M.S. Computer Science

Department

Computer Science

College

College of Science & Mathematics

Advisor

Silvija Kokalj-Filipovic, Ph.D.

Committee Member 1

Andrea Lobo, Ph.D.

Committee Member 2

Patrick McKee, M.S.

Disciplines

Computer Sciences | Physical Sciences and Mathematics

Abstract

Adversarial attacks pose a major vulnerability for deep neural networks, threatening the reliability of machine learning systems deployed in real-world environments such as Next Generation (NextG) wireless networks and AI-driven sensing platforms. This thesis investigates Discrete-Space Variational Information Bottleneck (DSVIB) models to improve adversarial robustness in signal classification. While prior work has explored continuous space Variational Information Bottleneck (VIB), the potential benefits of discrete latent representations remain largely unexamined.
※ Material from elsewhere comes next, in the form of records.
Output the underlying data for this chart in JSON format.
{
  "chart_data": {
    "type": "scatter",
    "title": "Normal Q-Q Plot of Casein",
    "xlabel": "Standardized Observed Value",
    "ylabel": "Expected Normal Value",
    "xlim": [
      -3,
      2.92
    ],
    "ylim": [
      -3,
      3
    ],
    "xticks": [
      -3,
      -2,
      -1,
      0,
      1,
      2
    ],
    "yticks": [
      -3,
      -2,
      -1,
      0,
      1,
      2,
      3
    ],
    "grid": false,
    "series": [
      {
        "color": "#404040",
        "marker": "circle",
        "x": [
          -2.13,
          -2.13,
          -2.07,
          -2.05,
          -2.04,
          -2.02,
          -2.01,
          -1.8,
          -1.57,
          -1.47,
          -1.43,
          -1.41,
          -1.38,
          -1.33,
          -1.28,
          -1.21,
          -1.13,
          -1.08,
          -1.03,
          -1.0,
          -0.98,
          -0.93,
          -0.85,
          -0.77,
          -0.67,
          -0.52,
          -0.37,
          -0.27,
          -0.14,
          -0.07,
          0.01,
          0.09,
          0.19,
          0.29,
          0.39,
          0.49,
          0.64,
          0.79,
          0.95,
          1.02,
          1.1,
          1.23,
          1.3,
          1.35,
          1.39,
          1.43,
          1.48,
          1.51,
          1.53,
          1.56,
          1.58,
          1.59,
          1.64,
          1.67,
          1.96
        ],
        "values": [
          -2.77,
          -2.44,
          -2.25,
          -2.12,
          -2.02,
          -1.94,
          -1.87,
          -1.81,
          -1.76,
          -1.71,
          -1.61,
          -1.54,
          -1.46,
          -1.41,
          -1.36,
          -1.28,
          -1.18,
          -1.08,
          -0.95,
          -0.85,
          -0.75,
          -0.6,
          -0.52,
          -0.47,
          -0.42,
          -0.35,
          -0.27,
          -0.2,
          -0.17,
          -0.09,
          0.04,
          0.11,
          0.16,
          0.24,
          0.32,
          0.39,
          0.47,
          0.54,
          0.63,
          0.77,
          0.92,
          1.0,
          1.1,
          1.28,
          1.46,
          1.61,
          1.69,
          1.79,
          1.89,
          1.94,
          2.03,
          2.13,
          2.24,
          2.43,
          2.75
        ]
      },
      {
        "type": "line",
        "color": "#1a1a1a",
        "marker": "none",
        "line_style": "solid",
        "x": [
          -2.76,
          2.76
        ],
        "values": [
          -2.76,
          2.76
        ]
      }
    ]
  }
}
To address this gap, we introduce discrete bottleneck architectures based on vector quantization, which compress input signals into finite codebooks that suppress adversarial perturbations while preserving task-relevant information. We develop and evaluate two DSVIB frameworks: a Vector Quantized Variational Autoencoder (VQVAE) that preprocesses signals by filtering adversarial noise prior to classification, and a Vector Quantized Classifier (VQC) that embeds the discrete bottleneck directly within the classifier for end-to-end robust learning. Both models are trained using information-theoretic VIB objectives. Across two signal domains, Radio Frequency (RF) modulation classification (Torchsig), and image classification (MNIST), discrete bottleneck architectures consistently outperform baseline classifiers and continuous latent-space models under a range of white-box attacks. These include gradient-based, saliency-based, and adaptive methods, as well as novel phase-preserving variants designed for RF signals. This work establishes discrete information bottlenecks as an effective and generalizable defense strategy for signal classification and highlights their potential to enhance the security and reliability of machine learning systems.